El gran milagro III

Juan 11:38-44

¿Qué otra escritura refleja el sentido último de la misión cristiana? Vencer la muerte, eso que hace finito al hombre, el gran límite, la frontera, el más allá al que Jesús viene a darle un nuevo sentido. La escena no puede ser más conmovedora. El Maestro está turbado, ha llorado, quizá con lágrimas en los ojos, ordena lo más absurdo, lo menos apropiado: quiten la piedra. «Pero apesta», le advierten. «¿No te he dicho que si creyeres, verás la gloria de Dios?». Quizá con más dudas, con caras de incredulidad y de reproche, quitan la piedra. El hombre que parecía tener un segundo nombre, escándalo, vuelve a las andadas. ¿Qué era eso de exhumar, de profanar tumbas? ¿No era una irresponsabilidad, incluso sanitaria, mover la roca? Mientras tanto, el Rabí levanta su mirada, habla con su Padre sin importar los tantos testigos que se hallaban ahí. Estipula la razón de esas señales: que crean en Él como el embajador plenipotenciario de Dios en la Tierra. Con voz fuerte, con la autoridad del Hijo de Dios que ha tomado forma (y quizá fondo) humano, ordena a Lázaro que salga. Acaso el milagro más grande de todo el Nuevo Testamento, único de Juan, se consuma.

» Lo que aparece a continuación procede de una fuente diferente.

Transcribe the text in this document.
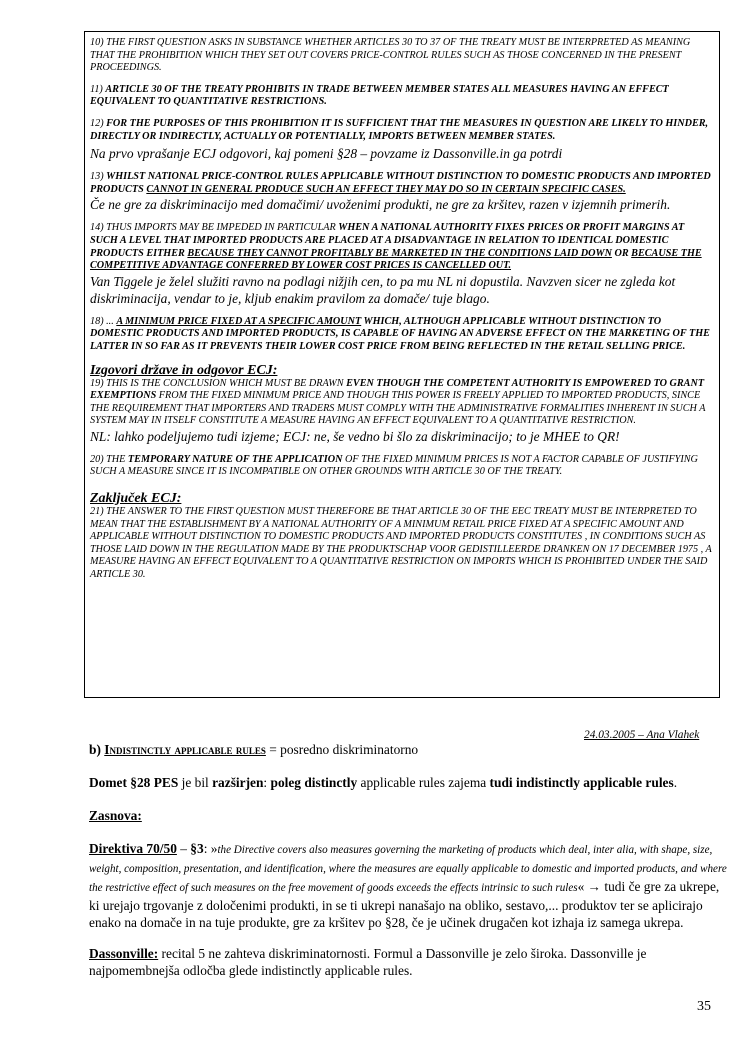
10) THE FIRST QUESTION ASKS IN SUBSTANCE WHETHER ARTICLES 30 TO 37 OF THE TREATY MUST BE INTERPRETED AS MEANING THAT THE PROHIBITION WHICH THEY SET OUT COVERS PRICE-CONTROL RULES SUCH AS THOSE CONCERNED IN THE PRESENT PROCEEDINGS.

11) ARTICLE 30 OF THE TREATY PROHIBITS IN TRADE BETWEEN MEMBER STATES ALL MEASURES HAVING AN EFFECT EQUIVALENT TO QUANTITATIVE RESTRICTIONS.

12) FOR THE PURPOSES OF THIS PROHIBITION IT IS SUFFICIENT THAT THE MEASURES IN QUESTION ARE LIKELY TO HINDER, DIRECTLY OR INDIRECTLY, ACTUALLY OR POTENTIALLY, IMPORTS BETWEEN MEMBER STATES.

Na prvo vprašanje ECJ odgovori, kaj pomeni §28 – povzame iz Dassonville.in ga potrdi

13) WHILST NATIONAL PRICE-CONTROL RULES APPLICABLE WITHOUT DISTINCTION TO DOMESTIC PRODUCTS AND IMPORTED PRODUCTS CANNOT IN GENERAL PRODUCE SUCH AN EFFECT THEY MAY DO SO IN CERTAIN SPECIFIC CASES.

Če ne gre za diskriminacijo med domačimi/ uvoženimi produkti, ne gre za kršitev, razen v izjemnih primerih.

14) THUS IMPORTS MAY BE IMPEDED IN PARTICULAR WHEN A NATIONAL AUTHORITY FIXES PRICES OR PROFIT MARGINS AT SUCH A LEVEL THAT IMPORTED PRODUCTS ARE PLACED AT A DISADVANTAGE IN RELATION TO IDENTICAL DOMESTIC PRODUCTS EITHER BECAUSE THEY CANNOT PROFITABLY BE MARKETED IN THE CONDITIONS LAID DOWN OR BECAUSE THE COMPETITIVE ADVANTAGE CONFERRED BY LOWER COST PRICES IS CANCELLED OUT.

Van Tiggele je želel služiti ravno na podlagi nižjih cen, to pa mu NL ni dopustila. Navzven sicer ne zgleda kot diskriminacija, vendar to je, kljub enakim pravilom za domače/ tuje blago.

18) ... A MINIMUM PRICE FIXED AT A SPECIFIC AMOUNT WHICH, ALTHOUGH APPLICABLE WITHOUT DISTINCTION TO DOMESTIC PRODUCTS AND IMPORTED PRODUCTS, IS CAPABLE OF HAVING AN ADVERSE EFFECT ON THE MARKETING OF THE LATTER IN SO FAR AS IT PREVENTS THEIR LOWER COST PRICE FROM BEING REFLECTED IN THE RETAIL SELLING PRICE.

Izgovori države in odgovor ECJ:

19) THIS IS THE CONCLUSION WHICH MUST BE DRAWN EVEN THOUGH THE COMPETENT AUTHORITY IS EMPOWERED TO GRANT EXEMPTIONS FROM THE FIXED MINIMUM PRICE AND THOUGH THIS POWER IS FREELY APPLIED TO IMPORTED PRODUCTS, SINCE THE REQUIREMENT THAT IMPORTERS AND TRADERS MUST COMPLY WITH THE ADMINISTRATIVE FORMALITIES INHERENT IN SUCH A SYSTEM MAY IN ITSELF CONSTITUTE A MEASURE HAVING AN EFFECT EQUIVALENT TO A QUANTITATIVE RESTRICTION.

NL: lahko podeljujemo tudi izjeme; ECJ: ne, še vedno bi šlo za diskriminacijo; to je MHEE to QR!

20) THE TEMPORARY NATURE OF THE APPLICATION OF THE FIXED MINIMUM PRICES IS NOT A FACTOR CAPABLE OF JUSTIFYING SUCH A MEASURE SINCE IT IS INCOMPATIBLE ON OTHER GROUNDS WITH ARTICLE 30 OF THE TREATY.

Zaključek ECJ:

21) THE ANSWER TO THE FIRST QUESTION MUST THEREFORE BE THAT ARTICLE 30 OF THE EEC TREATY MUST BE INTERPRETED TO MEAN THAT THE ESTABLISHMENT BY A NATIONAL AUTHORITY OF A MINIMUM RETAIL PRICE FIXED AT A SPECIFIC AMOUNT AND APPLICABLE WITHOUT DISTINCTION TO DOMESTIC PRODUCTS AND IMPORTED PRODUCTS CONSTITUTES , IN CONDITIONS SUCH AS THOSE LAID DOWN IN THE REGULATION MADE BY THE PRODUKTSCHAP VOOR GEDISTILLEERDE DRANKEN ON 17 DECEMBER 1975 , A MEASURE HAVING AN EFFECT EQUIVALENT TO A QUANTITATIVE RESTRICTION ON IMPORTS WHICH IS PROHIBITED UNDER THE SAID ARTICLE 30.

24.03.2005 – Ana Vlahek
b) Indistinctly applicable rules = posredno diskriminatorno
Domet §28 PES je bil razširjen: poleg distinctly applicable rules zajema tudi indistinctly applicable rules.
Zasnova:
Direktiva 70/50 – §3: »the Directive covers also measures governing the marketing of products which deal, inter alia, with shape, size, weight, composition, presentation, and identification, where the measures are equally applicable to domestic and imported products, and where the restrictive effect of such measures on the free movement of goods exceeds the effects intrinsic to such rules« → tudi če gre za ukrepe, ki urejajo trgovanje z določenimi produkti, in se ti ukrepi nanašajo na obliko, sestavo,... produktov ter se aplicirajo enako na domače in na tuje produkte, gre za kršitev po §28, če je učinek drugačen kot izhaja iz samega ukrepa.
Dassonville: recital 5 ne zahteva diskriminatornosti. Formul a Dassonville je zelo široka. Dassonville je najpomembnejša odločba glede indistinctly applicable rules.
35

«El que había estado muerto, salió». Ahí está la gran metáfora de la misión y de cómo se considera a aquellos alejados de Dios. Muertos. Nada de lo que hagamos aquí podría satisfacer la ansiedad, el desconsuelo y el vacío existencial que llegan cuando el ser humano se enfrenta al sepulcro. Ya hiede, le recordaron a Jesús. Pero al Salvador no le importan los olores, los gusanos, la piel echada a perder. Ahí está, conmovido hasta las lágrimas, pidiendo por nosotros. Y el milagro: no tanto que uno resucite, sino que en esa humana corrupción, se muestre la gloria del Padre eterno. Como el gusano que se convierte en mariposa. ¿Cómo se puede entender esa sinrazón de llegar a la muerte espiritual para reconocer quién es uno y quién es el Dios grande y poderoso que opera en los momentos y las situaciones más absurdas y que el humano considera causas perdidas? Quizá en esos despojos atados exista un espejo en donde cada uno puede verse.

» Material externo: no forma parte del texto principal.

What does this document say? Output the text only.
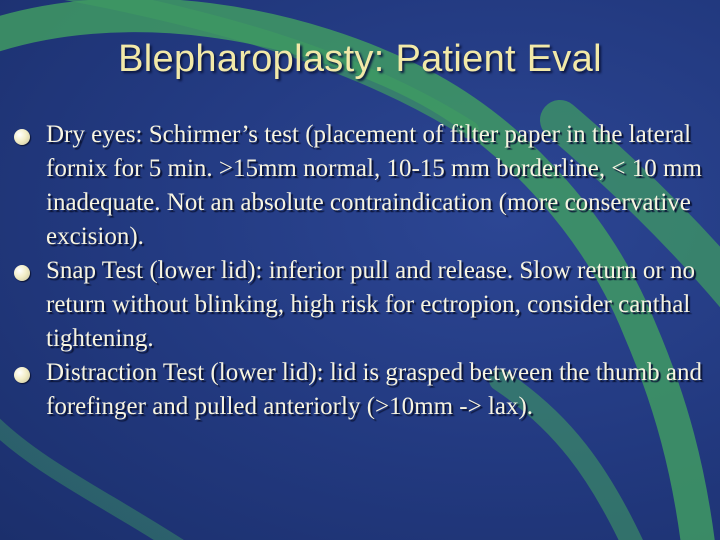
Blepharoplasty: Patient Eval
Dry eyes: Schirmer’s test (placement of filter paper in the lateral fornix for 5 min. >15mm normal, 10-15 mm borderline, < 10 mm inadequate. Not an absolute contraindication (more conservative excision).
Snap Test (lower lid): inferior pull and release. Slow return or no return without blinking, high risk for ectropion, consider canthal tightening.
Distraction Test (lower lid): lid is grasped between the thumb and forefinger and pulled anteriorly (>10mm -> lax).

Lázaro, sal de ahí. Y con él, millones de creyentes lo hacen. Y los testigos, ante semejante demostración de poder, se quedan sin armas, sin argumentos. ¿Cómo contradecir, con qué teología, con qué paradigma enfrentamos la naturaleza divina de un ser que ha traído de la muerte a su amigo? Cuando todos los argumentos fallan, cuando toda la doctrina se hace confusa, entonces la vida y el ejemplo clama a voz en cuello quién es quién. Los «judíos», desarmados, ven y creen. Lázaro, el antiguo muerto, estaba vivo. Y con él, el evangelio de Jesús.